The two crates shown in Image 1 are time capsules from an eclipse expedition. Shipped out from the University of Cambridge’s Solar Physics Observatory sometime in the mid-20th Century, they were returned after use, sent to storage, and then forgotten.

Half a century later they were rediscovered and reopened for the first time since their final use in the field.

Inside one of the crates is a large coelostat mirror, used to hold the sun’s image stationary during totality. In the other is the mount for a clock-driven equatorial telescope.

 

Mount for equatorial telescope, in shipping crate
Image 1: (left) Mount for equatorial telescope, in shipping crate, by J. H. Steward, London, c. 1930; (right) Coelostat ‘No.3,’ in shipping crate, c. 1930.

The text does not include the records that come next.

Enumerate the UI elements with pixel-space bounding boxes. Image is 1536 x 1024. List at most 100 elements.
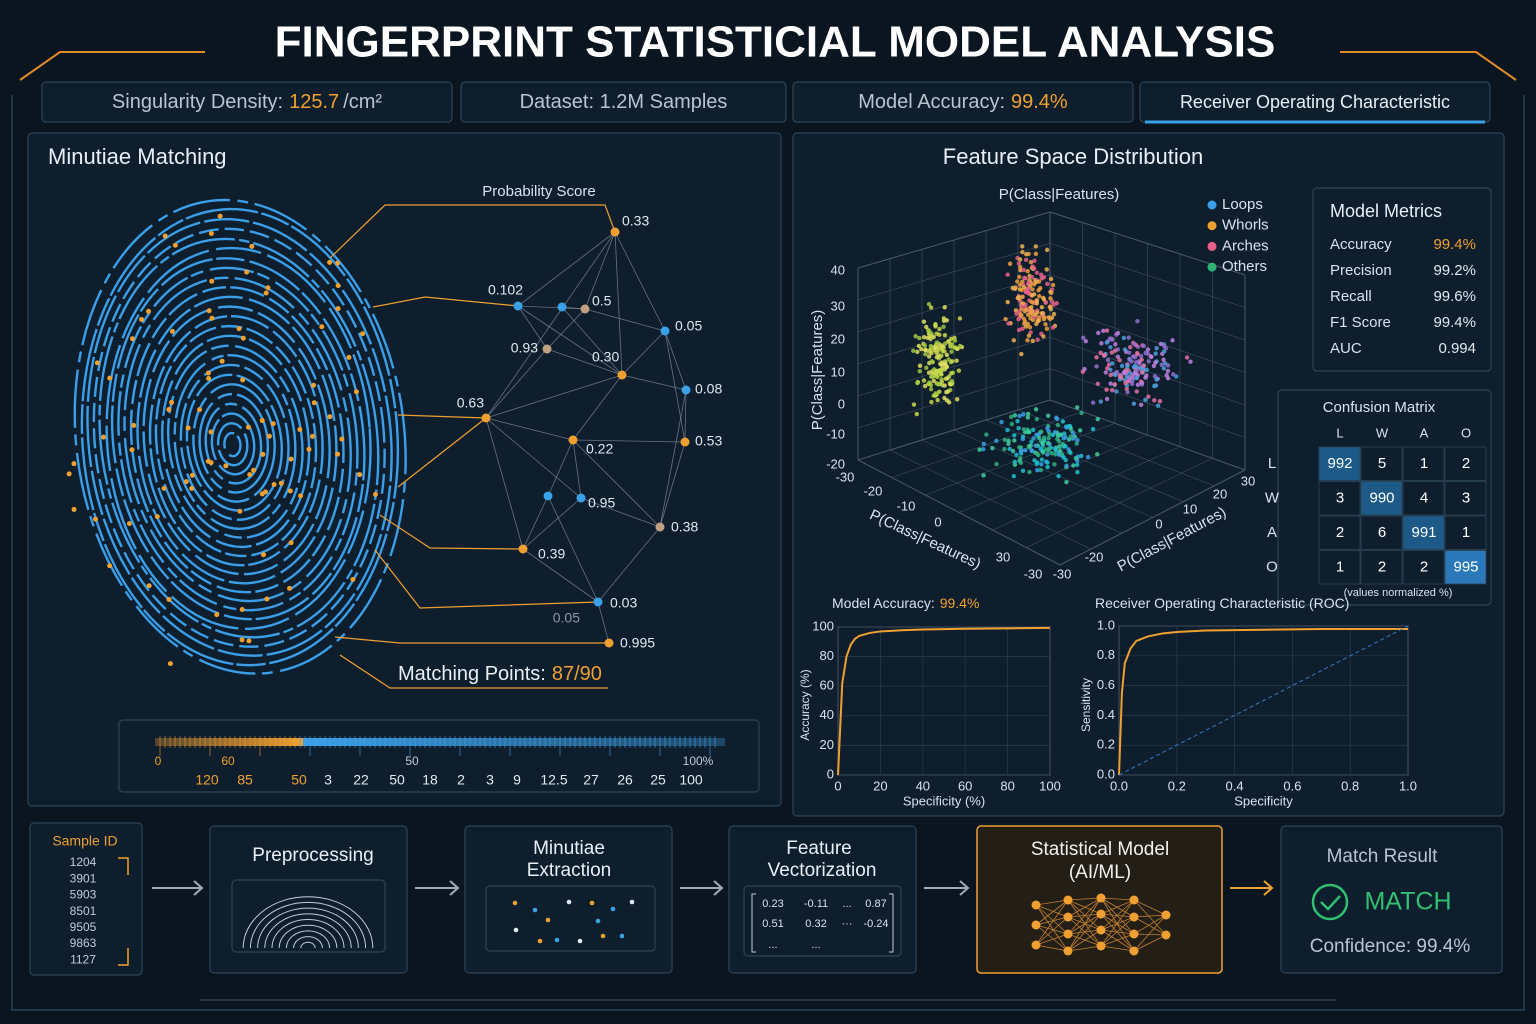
legend-marker bbox=[1207, 262, 1217, 272]
scatter-dot bbox=[922, 383, 928, 389]
chart-title: Model Accuracy: 99.4% bbox=[832, 595, 979, 611]
minutia-point bbox=[265, 285, 271, 291]
scatter-dot bbox=[917, 369, 922, 374]
minutia-point bbox=[287, 585, 293, 591]
network-edge bbox=[485, 417, 574, 441]
network-node bbox=[660, 326, 670, 336]
network-edge bbox=[546, 348, 623, 376]
scatter-dot bbox=[1188, 359, 1193, 364]
scatter-dot bbox=[1041, 435, 1047, 440]
scatter-dot bbox=[1014, 311, 1019, 316]
nn-edge bbox=[1100, 899, 1135, 915]
minutia-point bbox=[162, 233, 168, 239]
scatter-dot bbox=[1102, 352, 1107, 358]
scatter-dot bbox=[1063, 457, 1069, 463]
y-axis-label: Sensitivity bbox=[1079, 678, 1093, 732]
scatter-dot bbox=[1011, 338, 1017, 343]
network-node bbox=[655, 522, 665, 532]
scatter-dot bbox=[921, 319, 927, 324]
scatter-dot bbox=[1128, 344, 1133, 350]
nn-edge bbox=[1100, 933, 1135, 947]
scatter-dot bbox=[1023, 307, 1029, 313]
minutia-dot bbox=[619, 933, 625, 939]
minutia-dot bbox=[512, 900, 518, 906]
scatter-dot bbox=[1074, 441, 1079, 446]
check-mark bbox=[1320, 895, 1341, 911]
scatter-dot bbox=[1050, 325, 1056, 330]
network-node bbox=[557, 302, 567, 312]
scatter-dot bbox=[941, 362, 946, 367]
scale-label: 100 bbox=[679, 772, 703, 788]
scatter-dot bbox=[1036, 435, 1042, 441]
scatter-dot bbox=[1047, 316, 1053, 322]
scatter-dot bbox=[1105, 366, 1110, 371]
scatter-dot bbox=[1057, 444, 1062, 449]
scatter-dot bbox=[1117, 358, 1122, 363]
scatter-dot bbox=[1039, 311, 1045, 316]
scatter-dot bbox=[937, 332, 942, 338]
scatter-dot bbox=[1022, 275, 1027, 281]
matrix-cell bbox=[1318, 515, 1361, 550]
scatter-dot bbox=[1055, 422, 1061, 428]
scatter-dot bbox=[1139, 380, 1145, 386]
scatter-dot bbox=[1029, 439, 1034, 444]
network-node bbox=[604, 638, 614, 648]
scatter-dot bbox=[1098, 399, 1103, 404]
scatter-dot bbox=[1153, 351, 1158, 356]
scatter-dot bbox=[1135, 318, 1140, 324]
scatter-dot bbox=[1067, 423, 1072, 429]
mini-ridge bbox=[278, 924, 338, 949]
node-label: 0.95 bbox=[588, 495, 615, 511]
network-edge bbox=[597, 526, 661, 603]
minutia-point bbox=[249, 243, 255, 249]
minutia-point bbox=[247, 472, 253, 478]
scatter-dot bbox=[1038, 467, 1044, 473]
scatter-dot bbox=[1023, 257, 1029, 263]
metric-name: Precision bbox=[1330, 262, 1392, 279]
scale-label: 85 bbox=[237, 772, 253, 788]
metric-value: 99.4% bbox=[1433, 236, 1476, 253]
nn-edge bbox=[1035, 944, 1069, 952]
matrix-cell bbox=[1360, 515, 1403, 550]
scatter-dot bbox=[999, 419, 1004, 425]
minutia-point bbox=[372, 491, 378, 497]
sample-id: 3901 bbox=[70, 871, 97, 885]
scatter-dot bbox=[1081, 335, 1086, 340]
scatter-dot bbox=[1045, 464, 1050, 470]
z-axis-label: P(Class|Features) bbox=[809, 310, 826, 431]
fingerprint-ridge bbox=[142, 305, 331, 576]
minutia-point bbox=[223, 463, 229, 469]
scatter-dot bbox=[1028, 308, 1033, 314]
x-tick-label: -30 bbox=[836, 469, 855, 484]
stat-value: 99.4% bbox=[1011, 91, 1068, 113]
matrix-value: 2 bbox=[1336, 524, 1344, 541]
scatter-dot bbox=[1021, 412, 1026, 417]
scale-label: 0 bbox=[155, 754, 162, 768]
nn-edge bbox=[1067, 916, 1102, 947]
scatter-dot bbox=[1165, 363, 1171, 368]
minutia-point bbox=[208, 429, 214, 435]
scatter-dot bbox=[1074, 405, 1080, 410]
scatter-dot bbox=[1128, 370, 1133, 376]
nn-node bbox=[1063, 929, 1073, 939]
scatter-dot bbox=[1145, 351, 1151, 356]
network-edge bbox=[621, 330, 666, 376]
network-edge bbox=[547, 439, 574, 497]
nn-edge bbox=[1067, 899, 1102, 947]
scatter-dot bbox=[994, 438, 999, 443]
nn-edge bbox=[1100, 897, 1135, 935]
scatter-dot bbox=[1042, 314, 1047, 320]
network-edge bbox=[614, 231, 623, 376]
scatter-dot bbox=[936, 382, 941, 387]
scatter-dot bbox=[1018, 264, 1023, 270]
scatter-dot bbox=[1051, 302, 1056, 307]
scatter-dot bbox=[1103, 370, 1109, 375]
fingerprint-ridge bbox=[136, 295, 338, 585]
scatter-dot bbox=[1034, 416, 1040, 422]
scatter-dot bbox=[1165, 368, 1171, 374]
scatter-dot bbox=[1075, 437, 1080, 443]
scatter-dot bbox=[1115, 354, 1121, 359]
network-edge bbox=[580, 497, 661, 528]
minutia-point bbox=[298, 493, 304, 499]
fingerprint-ridge bbox=[80, 207, 400, 667]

Though definite records of their itinerant life do not survive, these instruments match the description of those used by the University’s eclipse parties in:

  • Ål, Norway, 1927;
  • the Hermitage Country Club, Magog, Canada, 1932 (where the field station was set up between two fairways on the golf course, requiring the instruments to be protected from errant golf balls);
  • and the coral atoll Atafu, in the Tokelau Islands of the South Pacific, 1958.

Joshua Nall

Joshua Nall, ‘Forgotten Instruments from an Eclipse Expedition’, Explore Whipple Collections, Whipple Museum of the History of Science, University of Cambridge, 2020.